Home loan approvals drop in February

by Miklos Bolza11 Apr 2017
The demand for residential home loans fell slightly during the month of February, according to the latest figures from the Australian Bureau of Statistics (ABS).

In its latest housing finance report, the ABS found that 54,816 home loans were written in February – down from the 55,099 written in the previous month.

This comes after three consecutive months of increasing home loan approvals, said Mortgage Choice chief executive officer John Flavell.

“Of course, today’s result isn’t surprising.

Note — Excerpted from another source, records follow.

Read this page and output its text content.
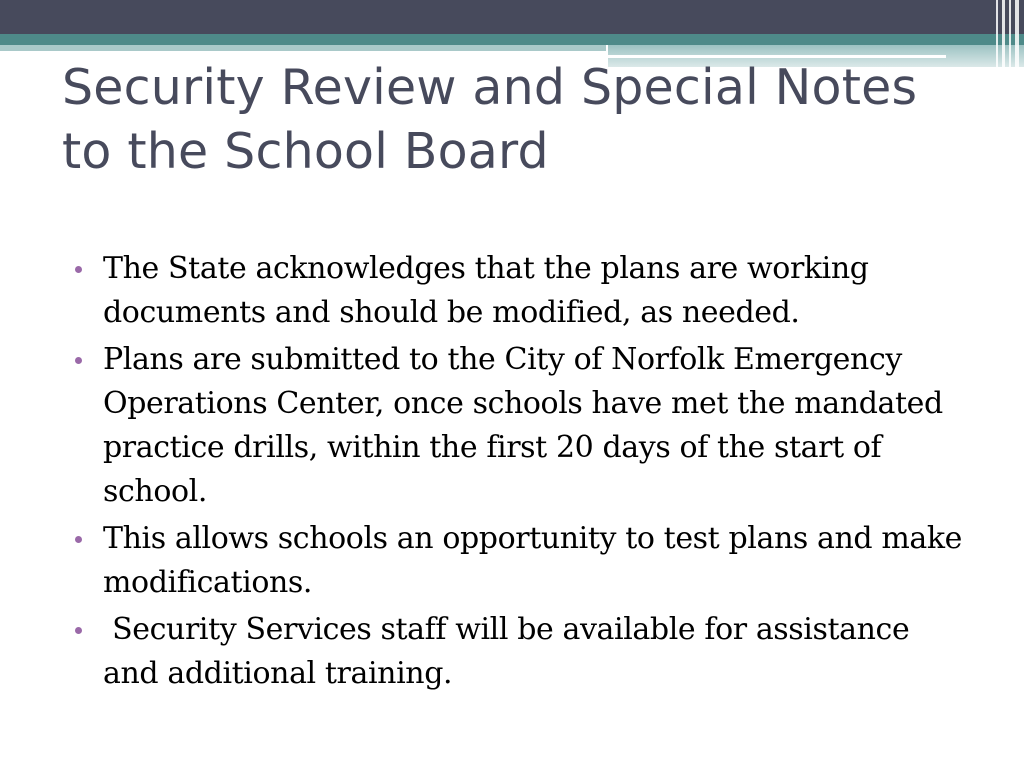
Security Review and Special Notes to the School Board
The State acknowledges that the plans are working documents and should be modified, as needed.
Plans are submitted to the City of Norfolk Emergency Operations Center, once schools have met the mandated practice drills, within the first 20 days of the start of school.
This allows schools an opportunity to test plans and make modifications.
Security Services staff will be available for assistance and additional training.
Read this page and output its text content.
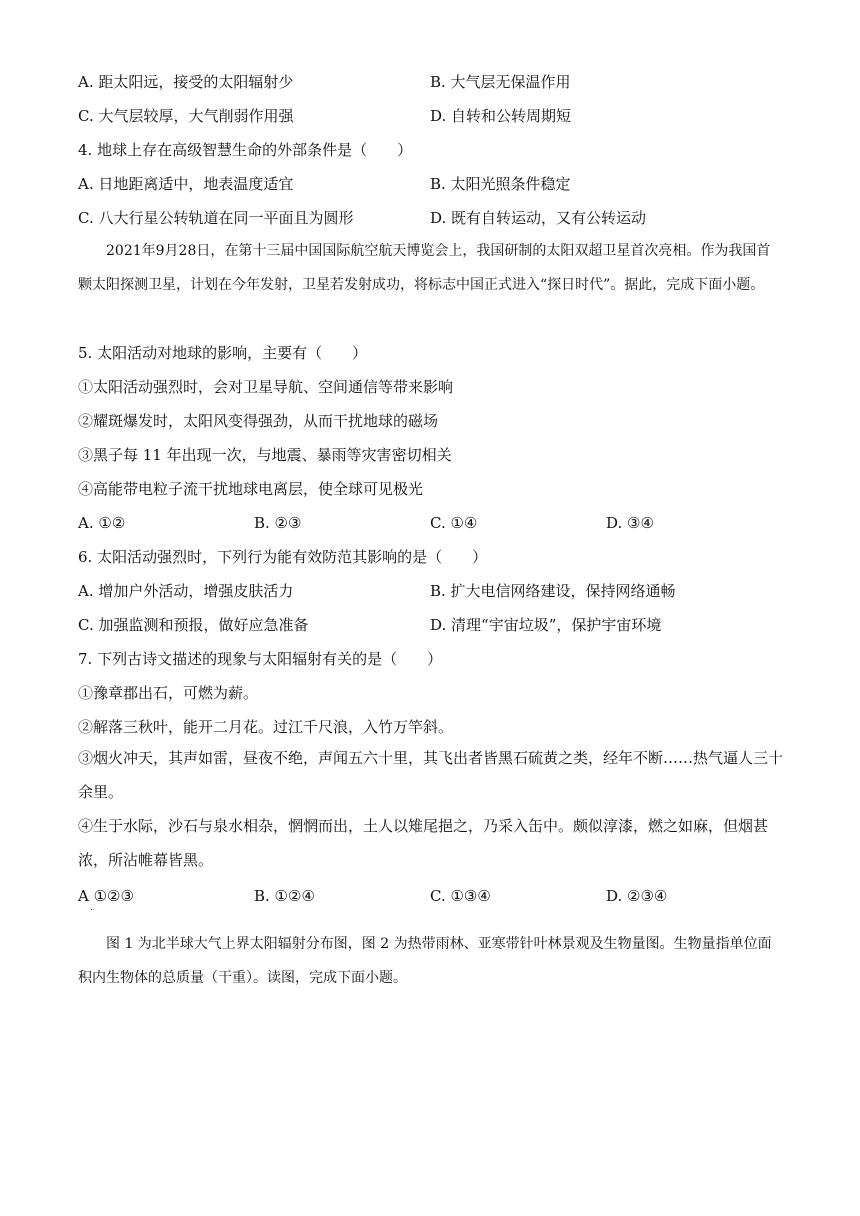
A. 距太阳远，接受的太阳辐射少	B. 大气层无保温作用
C. 大气层较厚，大气削弱作用强	D. 自转和公转周期短
4. 地球上存在高级智慧生命的外部条件是（　　）
A. 日地距离适中，地表温度适宜	B. 太阳光照条件稳定
C. 八大行星公转轨道在同一平面且为圆形	D. 既有自转运动，又有公转运动
2021年9月28日，在第十三届中国国际航空航天博览会上，我国研制的太阳双超卫星首次亮相。作为我国首颗太阳探测卫星，计划在今年发射，卫星若发射成功，将标志中国正式进入“探日时代”。据此，完成下面小题。
5. 太阳活动对地球的影响，主要有（　　）
①太阳活动强烈时，会对卫星导航、空间通信等带来影响
②耀斑爆发时，太阳风变得强劲，从而干扰地球的磁场
③黑子每 11 年出现一次，与地震、暴雨等灾害密切相关
④高能带电粒子流干扰地球电离层，使全球可见极光
A. ①②	B. ②③	C. ①④	D. ③④
6. 太阳活动强烈时，下列行为能有效防范其影响的是（　　）
A. 增加户外活动，增强皮肤活力	B. 扩大电信网络建设，保持网络通畅
C. 加强监测和预报，做好应急准备	D. 清理“宇宙垃圾”，保护宇宙环境
7. 下列古诗文描述的现象与太阳辐射有关的是（　　）
①豫章郡出石，可燃为薪。
②解落三秋叶，能开二月花。过江千尺浪，入竹万竿斜。
③烟火冲天，其声如雷，昼夜不绝，声闻五六十里，其飞出者皆黑石硫黄之类，经年不断……热气逼人三十余里。
④生于水际，沙石与泉水相杂，惘惘而出，土人以雉尾挹之，乃采入缶中。颇似淳漆，燃之如麻，但烟甚浓，所沾帷幕皆黑。
A ①②③
·
B. ①②④	C. ①③④	D. ②③④
图 1 为北半球大气上界太阳辐射分布图，图 2 为热带雨林、亚寒带针叶林景观及生物量图。生物量指单位面积内生物体的总质量（干重）。读图，完成下面小题。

January and December are notoriously strong months in terms of home loan demand and we then tend to see a drop off in home loan approvals come February,” he said.

“But while home loan approvals were slightly down in February in comparison to the previous month, they were still strong by historical standards.”

Furthermore, the total value of all home loans written was strong, Flavell said. While the $32.9bn worth of home loans approved in February was down 2.7% from January, this was up 0.3% from February last year.

Of the total loans written in February, $19.9bn were for owner-occupiers and $12.9bn were for investors.

Looking at investment housing commitments, the total value increased by 0.7% in February in trend terms and decreased by 5.9% in seasonally adjusted terms, which was down from the 2015 peak, said Malcolm Gunning, president of the Real Estate Institute of Australia (REIA).

“It needs to be remembered that this is before last week’s actions by the regulators and banks to limit bank lending in an attempt to dampen investor demand for property in Sydney and Melbourne,” he said.

“Overall the figures for February 2017 show, in trend terms, that the number of owner-occupied finance commitments increased by 0.3%. If refinancing is excluded, in trend terms, the number of owner-occupied finance commitments increased by increased by 0.8% following a rise of 1.1% in January.”

State-by-state, there were increases in dwelling commitments in all states except Western Australia, Queensland and Tasmania, he said. The Australian Capital Territory had the largest increase of 1% while Western Australia had the largest decrease of 0.8%.

“In trend terms, the number of established dwellings purchase commitments increased by 0.4% while new dwelling construction decreased by 0.1% and the purchase of new dwellings remained flat.”